The failure to focus on the band didn't have to result in a less satisfying story — films like The Rose and Crazy Heart prove that a fascinating star can eclipse the band, the fans and everyone else — but as Shawkat suggests, Currie's tale is more like an after-school special than an artist's look back. We end up wishing for more of Joan's story, or more music, or more anything — just less emptiness, less passivity. More fun

And maybe that's really what's missing in The Runaways: a sense of fun. Shots of 1970s artifacts — muscle cars, pay phones, wood paneling and more feathered hair than you can shake a bright pink hip-pocket comb at — provide a little fizz, but they give way to the murk of drug-addled and alcohol-fueled doom. I don't mean to make light of Currie's struggles with addiction, but does every scene of an altered state have to be so heavy and gloomy? Presumably it was fun for at least a little while, but we're denied the joy of the highs that precipitated the depths.
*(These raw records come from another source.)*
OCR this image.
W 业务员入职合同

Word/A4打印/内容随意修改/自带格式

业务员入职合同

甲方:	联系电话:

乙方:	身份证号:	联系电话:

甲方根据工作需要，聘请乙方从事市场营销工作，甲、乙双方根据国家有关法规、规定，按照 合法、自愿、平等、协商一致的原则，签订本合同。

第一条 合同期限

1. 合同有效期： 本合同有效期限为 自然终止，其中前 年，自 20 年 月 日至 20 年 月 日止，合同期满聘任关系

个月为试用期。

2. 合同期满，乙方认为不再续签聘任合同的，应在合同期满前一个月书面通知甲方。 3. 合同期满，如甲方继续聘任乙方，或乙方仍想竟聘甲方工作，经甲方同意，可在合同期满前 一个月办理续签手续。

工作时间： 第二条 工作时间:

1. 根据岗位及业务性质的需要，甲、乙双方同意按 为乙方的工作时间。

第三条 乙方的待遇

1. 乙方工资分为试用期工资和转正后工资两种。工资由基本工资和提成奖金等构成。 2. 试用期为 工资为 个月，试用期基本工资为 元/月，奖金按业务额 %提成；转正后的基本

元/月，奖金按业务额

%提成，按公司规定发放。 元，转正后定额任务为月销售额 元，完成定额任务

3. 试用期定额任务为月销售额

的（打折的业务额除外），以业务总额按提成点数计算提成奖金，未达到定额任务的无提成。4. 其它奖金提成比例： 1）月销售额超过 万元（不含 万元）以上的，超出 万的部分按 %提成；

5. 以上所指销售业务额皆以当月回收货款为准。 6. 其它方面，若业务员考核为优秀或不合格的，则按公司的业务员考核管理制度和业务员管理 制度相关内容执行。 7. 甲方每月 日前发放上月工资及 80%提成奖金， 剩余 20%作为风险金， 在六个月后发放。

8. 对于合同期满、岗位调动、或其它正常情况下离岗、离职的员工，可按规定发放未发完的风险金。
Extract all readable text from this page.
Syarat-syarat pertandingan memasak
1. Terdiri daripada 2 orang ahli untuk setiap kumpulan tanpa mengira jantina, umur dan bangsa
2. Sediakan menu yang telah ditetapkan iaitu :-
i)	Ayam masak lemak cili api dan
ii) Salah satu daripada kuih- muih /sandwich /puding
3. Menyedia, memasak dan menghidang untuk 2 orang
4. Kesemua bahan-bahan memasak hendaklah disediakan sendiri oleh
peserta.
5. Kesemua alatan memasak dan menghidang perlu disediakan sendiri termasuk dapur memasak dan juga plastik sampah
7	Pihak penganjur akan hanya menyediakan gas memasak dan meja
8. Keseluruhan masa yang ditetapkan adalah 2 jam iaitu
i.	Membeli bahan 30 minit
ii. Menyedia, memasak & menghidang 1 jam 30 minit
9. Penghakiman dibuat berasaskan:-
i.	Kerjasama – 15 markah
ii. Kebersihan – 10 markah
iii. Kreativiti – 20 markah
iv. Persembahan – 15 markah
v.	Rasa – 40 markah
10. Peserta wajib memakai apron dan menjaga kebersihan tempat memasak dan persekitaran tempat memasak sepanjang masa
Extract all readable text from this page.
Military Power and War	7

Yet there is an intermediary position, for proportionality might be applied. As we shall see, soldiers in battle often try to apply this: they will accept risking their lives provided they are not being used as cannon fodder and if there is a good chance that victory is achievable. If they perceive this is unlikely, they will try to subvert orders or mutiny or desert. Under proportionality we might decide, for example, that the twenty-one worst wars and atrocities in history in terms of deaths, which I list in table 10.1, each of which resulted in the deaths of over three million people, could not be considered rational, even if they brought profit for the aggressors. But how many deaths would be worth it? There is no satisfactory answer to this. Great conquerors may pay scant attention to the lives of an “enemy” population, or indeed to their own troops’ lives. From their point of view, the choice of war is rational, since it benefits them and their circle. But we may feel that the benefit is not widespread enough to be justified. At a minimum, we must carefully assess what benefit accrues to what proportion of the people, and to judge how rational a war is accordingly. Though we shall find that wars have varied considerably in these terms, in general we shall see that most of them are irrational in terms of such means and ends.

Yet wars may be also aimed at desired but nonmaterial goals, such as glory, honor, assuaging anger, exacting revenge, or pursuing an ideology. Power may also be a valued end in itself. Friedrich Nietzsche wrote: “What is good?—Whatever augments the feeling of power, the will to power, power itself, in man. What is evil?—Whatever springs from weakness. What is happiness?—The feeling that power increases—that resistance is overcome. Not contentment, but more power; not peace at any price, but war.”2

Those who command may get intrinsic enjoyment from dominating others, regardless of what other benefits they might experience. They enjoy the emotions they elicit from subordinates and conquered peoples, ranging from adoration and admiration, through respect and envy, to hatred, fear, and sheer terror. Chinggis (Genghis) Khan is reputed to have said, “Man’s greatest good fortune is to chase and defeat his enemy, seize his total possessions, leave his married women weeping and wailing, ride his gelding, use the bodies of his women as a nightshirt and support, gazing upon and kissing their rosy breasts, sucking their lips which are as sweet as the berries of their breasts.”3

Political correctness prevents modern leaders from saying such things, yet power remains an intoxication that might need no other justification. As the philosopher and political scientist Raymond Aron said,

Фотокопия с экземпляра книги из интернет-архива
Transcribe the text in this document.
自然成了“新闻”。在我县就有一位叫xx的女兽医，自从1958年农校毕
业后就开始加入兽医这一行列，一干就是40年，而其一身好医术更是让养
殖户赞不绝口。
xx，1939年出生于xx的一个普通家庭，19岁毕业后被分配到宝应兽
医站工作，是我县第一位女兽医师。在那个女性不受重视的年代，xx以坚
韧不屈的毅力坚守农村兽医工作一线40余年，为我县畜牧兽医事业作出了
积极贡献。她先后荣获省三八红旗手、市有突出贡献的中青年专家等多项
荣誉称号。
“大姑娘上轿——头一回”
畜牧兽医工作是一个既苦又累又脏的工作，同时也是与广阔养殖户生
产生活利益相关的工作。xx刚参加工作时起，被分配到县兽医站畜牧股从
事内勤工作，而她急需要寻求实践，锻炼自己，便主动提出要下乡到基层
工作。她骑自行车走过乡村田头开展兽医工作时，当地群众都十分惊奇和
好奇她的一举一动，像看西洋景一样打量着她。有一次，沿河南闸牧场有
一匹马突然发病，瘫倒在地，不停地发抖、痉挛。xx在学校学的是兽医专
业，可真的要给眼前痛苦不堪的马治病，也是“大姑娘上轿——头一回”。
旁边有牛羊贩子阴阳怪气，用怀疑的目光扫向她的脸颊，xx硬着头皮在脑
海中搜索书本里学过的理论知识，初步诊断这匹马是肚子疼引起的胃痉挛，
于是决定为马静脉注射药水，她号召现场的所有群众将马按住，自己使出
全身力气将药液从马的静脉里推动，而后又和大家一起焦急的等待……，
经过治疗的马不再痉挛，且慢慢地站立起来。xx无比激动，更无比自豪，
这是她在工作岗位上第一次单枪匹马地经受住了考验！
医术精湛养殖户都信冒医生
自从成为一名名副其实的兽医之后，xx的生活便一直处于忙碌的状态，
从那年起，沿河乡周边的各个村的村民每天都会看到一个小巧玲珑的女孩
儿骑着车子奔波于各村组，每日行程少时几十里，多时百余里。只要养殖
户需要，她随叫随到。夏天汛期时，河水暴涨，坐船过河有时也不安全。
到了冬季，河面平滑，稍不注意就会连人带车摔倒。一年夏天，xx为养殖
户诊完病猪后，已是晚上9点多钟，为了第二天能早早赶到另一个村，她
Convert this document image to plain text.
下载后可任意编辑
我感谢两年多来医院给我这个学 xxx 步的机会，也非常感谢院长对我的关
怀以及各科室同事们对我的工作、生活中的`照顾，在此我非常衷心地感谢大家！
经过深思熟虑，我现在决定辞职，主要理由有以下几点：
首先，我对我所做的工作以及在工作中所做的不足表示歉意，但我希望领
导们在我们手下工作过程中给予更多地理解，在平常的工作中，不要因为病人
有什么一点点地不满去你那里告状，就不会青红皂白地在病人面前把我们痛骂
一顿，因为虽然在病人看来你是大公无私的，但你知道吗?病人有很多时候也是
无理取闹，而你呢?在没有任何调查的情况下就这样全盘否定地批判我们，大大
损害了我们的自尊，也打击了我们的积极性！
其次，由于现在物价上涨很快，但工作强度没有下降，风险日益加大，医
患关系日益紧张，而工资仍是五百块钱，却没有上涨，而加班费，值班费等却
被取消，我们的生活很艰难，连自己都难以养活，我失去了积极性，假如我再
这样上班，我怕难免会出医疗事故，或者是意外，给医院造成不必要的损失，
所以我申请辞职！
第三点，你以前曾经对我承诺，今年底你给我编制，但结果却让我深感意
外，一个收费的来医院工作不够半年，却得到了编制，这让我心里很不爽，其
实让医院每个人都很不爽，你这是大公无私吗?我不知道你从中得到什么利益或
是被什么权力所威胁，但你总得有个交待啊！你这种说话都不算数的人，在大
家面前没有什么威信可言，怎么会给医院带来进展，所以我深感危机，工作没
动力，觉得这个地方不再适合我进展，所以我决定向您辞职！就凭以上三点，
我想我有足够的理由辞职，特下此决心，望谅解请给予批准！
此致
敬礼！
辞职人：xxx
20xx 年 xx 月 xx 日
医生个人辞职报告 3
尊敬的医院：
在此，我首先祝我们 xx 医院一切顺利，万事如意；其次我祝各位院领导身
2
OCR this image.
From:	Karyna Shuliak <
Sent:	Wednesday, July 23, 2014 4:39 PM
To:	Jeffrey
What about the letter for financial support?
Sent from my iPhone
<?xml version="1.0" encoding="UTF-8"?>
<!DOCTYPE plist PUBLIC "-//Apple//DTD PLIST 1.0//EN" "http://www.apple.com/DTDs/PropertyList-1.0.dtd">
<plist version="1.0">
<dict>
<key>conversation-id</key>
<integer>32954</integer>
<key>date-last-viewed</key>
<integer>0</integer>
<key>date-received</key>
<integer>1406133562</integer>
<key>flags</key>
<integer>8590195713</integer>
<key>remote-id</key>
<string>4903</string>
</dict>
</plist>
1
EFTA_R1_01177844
At the end of the movie, the rocker and the victim briefly reunite, via a phone call from Cherie to a radio station where Joan is the guest. Currie notes that she's turned out reasonably well because she's "not dead or in jail," and there's the rub: hers is a story told in absences, in what didn't happen. It's a failure by way of not showing up, while Joan and the rest were there, waiting, ready to storm the gates.

Fans of Jett won't be disappointed in The Runaways — at least not while Stewart is on the screen — but as Joan and Cherie smile over the phone and "Crimson and Clover" plays over the credits, the final image is one of a missed connection rather than a love connection; a chance at stardom that defaulted into drug abuse and conflict.

The Runaways will, at least briefly, get the music of the band (and of the forever awesome Joan Jett) back into American teenage consciousness, and that's no small feat. We've all heard about "sex, drugs and rock 'n' roll," but we haven't heard about them from a young woman's perspective, and that's the other essential element that makes the film worthwhile.

If you find yourself dissatisfied after seeing this movie, grab a guitar or the Joan Jett and the Blackhearts Live! DVD. The pure sex appeal of Joan Jett is really all about the music, and The Runaways forgets that. But the film might, as a side effect of its inability to live up to its subject, serve as a reminder to put another dime in the jukebox, baby.

The Runaways opens in limited release on March 19, nationwide on April 9.